The most important thing of this software is the data packaged along. Some people out there are doing a great job creating and compiling information about the Japanese language, that is invaluable for us students.
This package uses the EDICT, KANJIDIC and KRADFILE files. These files are the property of the Electronic Dictionary Research and Development Group at Monash University, and are used in conformance with the Group's licence.
The information about kanji comes from the KANJIDIC file. A subset of 1926 kanji was taken from the file.
The vocabulary use in this tool was taken from the EDICT - Japanese-English Electronic DICTionary File. A large subset of that dictionary is used (around 90.000 words), stored in the EDICT format.

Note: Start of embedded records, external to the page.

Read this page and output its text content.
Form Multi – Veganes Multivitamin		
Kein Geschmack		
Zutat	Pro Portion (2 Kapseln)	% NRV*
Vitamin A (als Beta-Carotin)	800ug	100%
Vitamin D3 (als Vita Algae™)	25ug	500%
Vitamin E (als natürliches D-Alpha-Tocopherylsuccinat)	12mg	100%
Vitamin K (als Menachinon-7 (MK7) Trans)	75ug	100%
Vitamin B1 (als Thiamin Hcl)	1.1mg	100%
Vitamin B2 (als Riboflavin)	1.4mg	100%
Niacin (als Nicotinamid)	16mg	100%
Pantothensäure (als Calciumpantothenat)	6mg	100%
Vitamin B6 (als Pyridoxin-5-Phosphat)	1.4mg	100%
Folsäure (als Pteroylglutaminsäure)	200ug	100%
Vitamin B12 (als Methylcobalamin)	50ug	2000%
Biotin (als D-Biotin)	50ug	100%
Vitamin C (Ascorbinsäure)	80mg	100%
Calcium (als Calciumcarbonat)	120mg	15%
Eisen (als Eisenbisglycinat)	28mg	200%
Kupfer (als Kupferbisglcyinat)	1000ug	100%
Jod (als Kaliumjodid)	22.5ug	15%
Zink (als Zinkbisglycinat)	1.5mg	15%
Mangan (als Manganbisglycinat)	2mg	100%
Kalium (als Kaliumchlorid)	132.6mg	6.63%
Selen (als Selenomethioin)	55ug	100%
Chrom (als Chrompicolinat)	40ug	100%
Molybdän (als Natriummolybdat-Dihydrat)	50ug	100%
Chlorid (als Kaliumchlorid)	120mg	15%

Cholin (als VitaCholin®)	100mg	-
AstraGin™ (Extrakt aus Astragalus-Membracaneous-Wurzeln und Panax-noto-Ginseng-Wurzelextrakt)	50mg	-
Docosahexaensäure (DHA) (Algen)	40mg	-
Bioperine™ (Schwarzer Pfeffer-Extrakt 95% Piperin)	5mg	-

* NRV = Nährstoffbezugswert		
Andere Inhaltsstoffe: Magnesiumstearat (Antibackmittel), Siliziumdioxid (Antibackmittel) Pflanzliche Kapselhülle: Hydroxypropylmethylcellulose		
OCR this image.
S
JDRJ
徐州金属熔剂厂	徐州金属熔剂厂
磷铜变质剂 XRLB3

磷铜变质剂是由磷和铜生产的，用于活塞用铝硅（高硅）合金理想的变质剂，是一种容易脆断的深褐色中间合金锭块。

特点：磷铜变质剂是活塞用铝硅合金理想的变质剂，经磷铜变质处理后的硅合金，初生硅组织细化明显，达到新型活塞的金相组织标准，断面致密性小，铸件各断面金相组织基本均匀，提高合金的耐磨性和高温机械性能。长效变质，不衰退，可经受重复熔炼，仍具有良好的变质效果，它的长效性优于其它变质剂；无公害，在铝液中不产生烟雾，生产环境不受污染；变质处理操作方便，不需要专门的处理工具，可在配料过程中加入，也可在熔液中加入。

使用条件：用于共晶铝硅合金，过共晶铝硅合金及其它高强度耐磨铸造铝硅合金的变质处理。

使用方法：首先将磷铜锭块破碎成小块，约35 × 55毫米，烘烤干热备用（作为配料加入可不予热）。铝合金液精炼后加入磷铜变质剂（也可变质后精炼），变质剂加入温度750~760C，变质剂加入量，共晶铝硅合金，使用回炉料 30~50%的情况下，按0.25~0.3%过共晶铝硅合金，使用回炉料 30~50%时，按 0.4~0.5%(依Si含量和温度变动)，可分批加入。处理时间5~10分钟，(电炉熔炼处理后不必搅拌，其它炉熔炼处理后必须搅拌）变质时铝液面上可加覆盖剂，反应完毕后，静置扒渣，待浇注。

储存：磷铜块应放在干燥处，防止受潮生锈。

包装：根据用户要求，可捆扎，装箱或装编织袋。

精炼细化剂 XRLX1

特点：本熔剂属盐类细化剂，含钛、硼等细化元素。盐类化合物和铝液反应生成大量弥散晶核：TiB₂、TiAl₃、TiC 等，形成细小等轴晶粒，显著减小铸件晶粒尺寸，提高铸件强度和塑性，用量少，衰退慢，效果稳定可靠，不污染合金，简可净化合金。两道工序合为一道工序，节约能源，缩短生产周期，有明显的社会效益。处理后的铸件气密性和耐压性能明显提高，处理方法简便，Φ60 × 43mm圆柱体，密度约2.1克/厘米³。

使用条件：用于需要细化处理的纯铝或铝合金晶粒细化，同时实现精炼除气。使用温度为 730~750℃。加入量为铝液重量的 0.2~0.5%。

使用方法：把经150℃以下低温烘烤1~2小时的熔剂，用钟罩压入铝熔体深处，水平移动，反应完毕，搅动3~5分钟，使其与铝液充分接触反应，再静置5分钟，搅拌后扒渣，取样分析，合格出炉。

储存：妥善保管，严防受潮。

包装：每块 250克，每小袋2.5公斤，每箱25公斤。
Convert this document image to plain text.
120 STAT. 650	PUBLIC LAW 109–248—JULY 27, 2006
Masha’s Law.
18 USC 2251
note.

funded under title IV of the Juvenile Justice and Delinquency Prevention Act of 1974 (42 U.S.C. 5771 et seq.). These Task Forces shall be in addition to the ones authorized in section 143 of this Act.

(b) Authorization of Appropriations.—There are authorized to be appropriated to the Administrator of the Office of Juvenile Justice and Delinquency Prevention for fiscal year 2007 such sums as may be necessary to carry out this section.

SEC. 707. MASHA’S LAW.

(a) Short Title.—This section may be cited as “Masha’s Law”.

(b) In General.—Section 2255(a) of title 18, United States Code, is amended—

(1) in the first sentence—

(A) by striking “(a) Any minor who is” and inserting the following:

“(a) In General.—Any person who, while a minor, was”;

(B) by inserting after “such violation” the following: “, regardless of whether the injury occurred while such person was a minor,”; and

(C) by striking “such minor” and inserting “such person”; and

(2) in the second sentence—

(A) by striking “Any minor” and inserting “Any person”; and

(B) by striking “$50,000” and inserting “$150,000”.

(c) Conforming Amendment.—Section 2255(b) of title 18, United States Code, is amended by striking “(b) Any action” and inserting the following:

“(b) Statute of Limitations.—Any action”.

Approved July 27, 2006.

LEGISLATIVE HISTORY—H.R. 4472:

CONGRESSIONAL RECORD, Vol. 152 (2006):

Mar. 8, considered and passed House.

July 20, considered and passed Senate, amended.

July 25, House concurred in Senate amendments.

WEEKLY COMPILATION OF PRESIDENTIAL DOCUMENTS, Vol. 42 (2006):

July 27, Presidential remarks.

Radical information for kanji cames from the KRADFILE file; this information is used since version 0.4.1 for computing kanji similarity.
Stroke Order Diagrams (SOD) pictures and Animations (SODA) are taken from the SODER project, hosted in the Kanji Cafe website. The 3th release of the project was used in this software. This release containt SODs for 1513 kanji.
Additionally, the SODs are used as a raw data for determining correct stroke order using machine logic in this software package.
The SODs are used in conformance to the SOD and SODA License Agreement.
Peter van der Woude has compiled kanji and vocabulary lists for the defferent levels of the JLPT. The organization of kanji used in this tool is taken from his website www.jlptstudy.com. The lists are up to date, since the (last?) JLPT requirements update in 2002.